I also think while the people saying it shouldn’t hurt are usually breastfeeding advocates, they may not realize they’re contributing to women thinking they should quit breastfeeding. Everyone says it isn’t painful, so if it’s painful for me, then why should I keep doing it? I’m thankful I had both a pediatrician and a professional lactation consultant advise me that if I needed to quit because of the pain, it was okay. They validated that the pain was real and might not be fixable. They gave me small goals to work towards (Can you make it another week? Can you make it until the end of flu season? Can you make it until he’s six months?). They encouraged me for doing what was right for my baby even though it was hard. But they also told me I wasn’t a bad mother if I needed to stop. They talked to me about my needs being important too and about how it wasn’t good for my baby to have a mother who was struggling in this way. I’m forever thankful for them. I think it was precisely that understanding and support that helped me keep going all the way until Joel’s first birthday. It released me from the pressure.

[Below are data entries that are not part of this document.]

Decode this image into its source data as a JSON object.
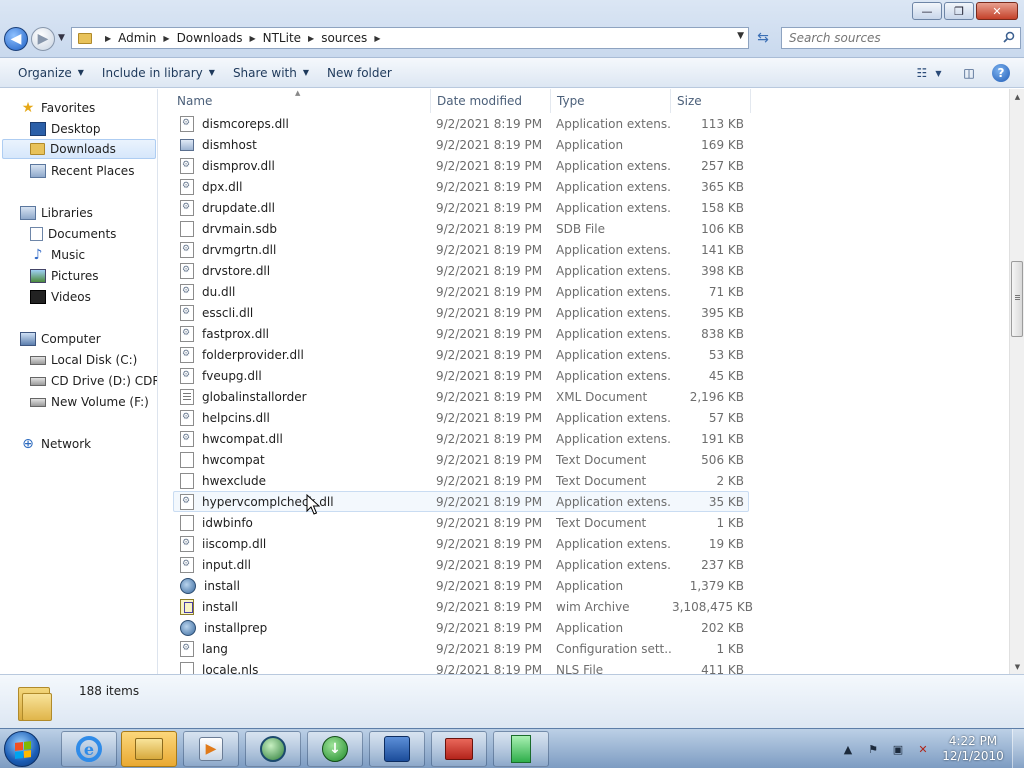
{
  "window": {
    "minimize_label": "—",
    "maximize_label": "❐",
    "close_label": "✕"
  },
  "address": {
    "breadcrumbs": [
      "Admin",
      "Downloads",
      "NTLite",
      "sources"
    ]
  },
  "search": {
    "placeholder": "Search sources"
  },
  "toolbar": {
    "organize": "Organize",
    "include_in_library": "Include in library",
    "share_with": "Share with",
    "new_folder": "New folder"
  },
  "navigation": {
    "favorites": "Favorites",
    "desktop": "Desktop",
    "downloads": "Downloads",
    "recent_places": "Recent Places",
    "libraries": "Libraries",
    "documents": "Documents",
    "music": "Music",
    "pictures": "Pictures",
    "videos": "Videos",
    "computer": "Computer",
    "local_disk": "Local Disk (C:)",
    "cd_drive": "CD Drive (D:) CDROM",
    "new_volume": "New Volume (F:)",
    "network": "Network",
    "selected": "Downloads"
  },
  "columns": {
    "name": "Name",
    "date_modified": "Date modified",
    "type": "Type",
    "size": "Size"
  },
  "files": [
    {
      "name": "dismcoreps.dll",
      "date": "9/2/2021 8:19 PM",
      "type": "Application extens...",
      "size": "113 KB",
      "icon": "dll"
    },
    {
      "name": "dismhost",
      "date": "9/2/2021 8:19 PM",
      "type": "Application",
      "size": "169 KB",
      "icon": "app"
    },
    {
      "name": "dismprov.dll",
      "date": "9/2/2021 8:19 PM",
      "type": "Application extens...",
      "size": "257 KB",
      "icon": "dll"
    },
    {
      "name": "dpx.dll",
      "date": "9/2/2021 8:19 PM",
      "type": "Application extens...",
      "size": "365 KB",
      "icon": "dll"
    },
    {
      "name": "drupdate.dll",
      "date": "9/2/2021 8:19 PM",
      "type": "Application extens...",
      "size": "158 KB",
      "icon": "dll"
    },
    {
      "name": "drvmain.sdb",
      "date": "9/2/2021 8:19 PM",
      "type": "SDB File",
      "size": "106 KB",
      "icon": "sdb"
    },
    {
      "name": "drvmgrtn.dll",
      "date": "9/2/2021 8:19 PM",
      "type": "Application extens...",
      "size": "141 KB",
      "icon": "dll"
    },
    {
      "name": "drvstore.dll",
      "date": "9/2/2021 8:19 PM",
      "type": "Application extens...",
      "size": "398 KB",
      "icon": "dll"
    },
    {
      "name": "du.dll",
      "date": "9/2/2021 8:19 PM",
      "type": "Application extens...",
      "size": "71 KB",
      "icon": "dll"
    },
    {
      "name": "esscli.dll",
      "date": "9/2/2021 8:19 PM",
      "type": "Application extens...",
      "size": "395 KB",
      "icon": "dll"
    },
    {
      "name": "fastprox.dll",
      "date": "9/2/2021 8:19 PM",
      "type": "Application extens...",
      "size": "838 KB",
      "icon": "dll"
    },
    {
      "name": "folderprovider.dll",
      "date": "9/2/2021 8:19 PM",
      "type": "Application extens...",
      "size": "53 KB",
      "icon": "dll"
    },
    {
      "name": "fveupg.dll",
      "date": "9/2/2021 8:19 PM",
      "type": "Application extens...",
      "size": "45 KB",
      "icon": "dll"
    },
    {
      "name": "globalinstallorder",
      "date": "9/2/2021 8:19 PM",
      "type": "XML Document",
      "size": "2,196 KB",
      "icon": "xml"
    },
    {
      "name": "helpcins.dll",
      "date": "9/2/2021 8:19 PM",
      "type": "Application extens...",
      "size": "57 KB",
      "icon": "dll"
    },
    {
      "name": "hwcompat.dll",
      "date": "9/2/2021 8:19 PM",
      "type": "Application extens...",
      "size": "191 KB",
      "icon": "dll"
    },
    {
      "name": "hwcompat",
      "date": "9/2/2021 8:19 PM",
      "type": "Text Document",
      "size": "506 KB",
      "icon": "txt"
    },
    {
      "name": "hwexclude",
      "date": "9/2/2021 8:19 PM",
      "type": "Text Document",
      "size": "2 KB",
      "icon": "txt"
    },
    {
      "name": "hypervcomplcheck.dll",
      "date": "9/2/2021 8:19 PM",
      "type": "Application extens...",
      "size": "35 KB",
      "icon": "dll"
    },
    {
      "name": "idwbinfo",
      "date": "9/2/2021 8:19 PM",
      "type": "Text Document",
      "size": "1 KB",
      "icon": "txt"
    },
    {
      "name": "iiscomp.dll",
      "date": "9/2/2021 8:19 PM",
      "type": "Application extens...",
      "size": "19 KB",
      "icon": "dll"
    },
    {
      "name": "input.dll",
      "date": "9/2/2021 8:19 PM",
      "type": "Application extens...",
      "size": "237 KB",
      "icon": "dll"
    },
    {
      "name": "install",
      "date": "9/2/2021 8:19 PM",
      "type": "Application",
      "size": "1,379 KB",
      "icon": "setup"
    },
    {
      "name": "install",
      "date": "9/2/2021 8:19 PM",
      "type": "wim Archive",
      "size": "3,108,475 KB",
      "icon": "wim"
    },
    {
      "name": "installprep",
      "date": "9/2/2021 8:19 PM",
      "type": "Application",
      "size": "202 KB",
      "icon": "setup"
    },
    {
      "name": "lang",
      "date": "9/2/2021 8:19 PM",
      "type": "Configuration sett...",
      "size": "1 KB",
      "icon": "cfg"
    },
    {
      "name": "locale.nls",
      "date": "9/2/2021 8:19 PM",
      "type": "NLS File",
      "size": "411 KB",
      "icon": "nls"
    }
  ],
  "hovered_row": 18,
  "details": {
    "item_count": "188 items"
  },
  "taskbar": {
    "time": "4:22 PM",
    "date": "12/1/2010"
  }
}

I am also thankful for what I’d like to call “the breastfeeding underground”. There was a secret society of women that told me in hushed whispers that it had been hard for them, too. Maybe they didn’t make as much milk as their baby needed or maybe like me it was an intense pain issue. I am so thankful they told me it was okay that I was struggling. It was okay that I didn’t enjoy it and it didn’t feel natural or beautiful. It was okay, and I was strong, and we could keep going.
If you are a woman who considers herself a breastfeeding advocate, I want to encourage you to have a lot of grace for the woman who is talking to you about pain. You may not be able to identify with what she’s going through and how it colors her experience of breastfeeding. We talk about the positive benefits of breastfeeding on bonding, but how do you think bonding is challenged by the child causing the mother pain during each interaction? In that case breastfeeding may actually be a hinderance to the forming of a close attachment. We may want to think we can solve this problem for our breastfeeding friends, but sometimes the greatest help is just listening without offering what can sound like judgement to a mother who already feels she’s failing. Be a support and encouragement to the struggling breastfeeding mothers around you by counseling them to get help when they need it and to look at breastfeeding as a series of small goals- each day and each feeding is a blessing to your child and sometimes you need to just take it a day at a time. The mother in pain doesn’t need to be thinking about a year commitment, but just about making it through the next feeding.
So let me encourage you too, Mama who wants to give up. This is a beautiful gift you can give your baby. Pain is temporary, but the nutritional benefits of breastfeeding may last a lifetime. Find ways to help you cope- eat chocolate while you breastfeed, watch your favorite tv shows, have your husband rub your feet. It’s a tough time, but you’ll be shocked at how fast a year goes by. You can do it!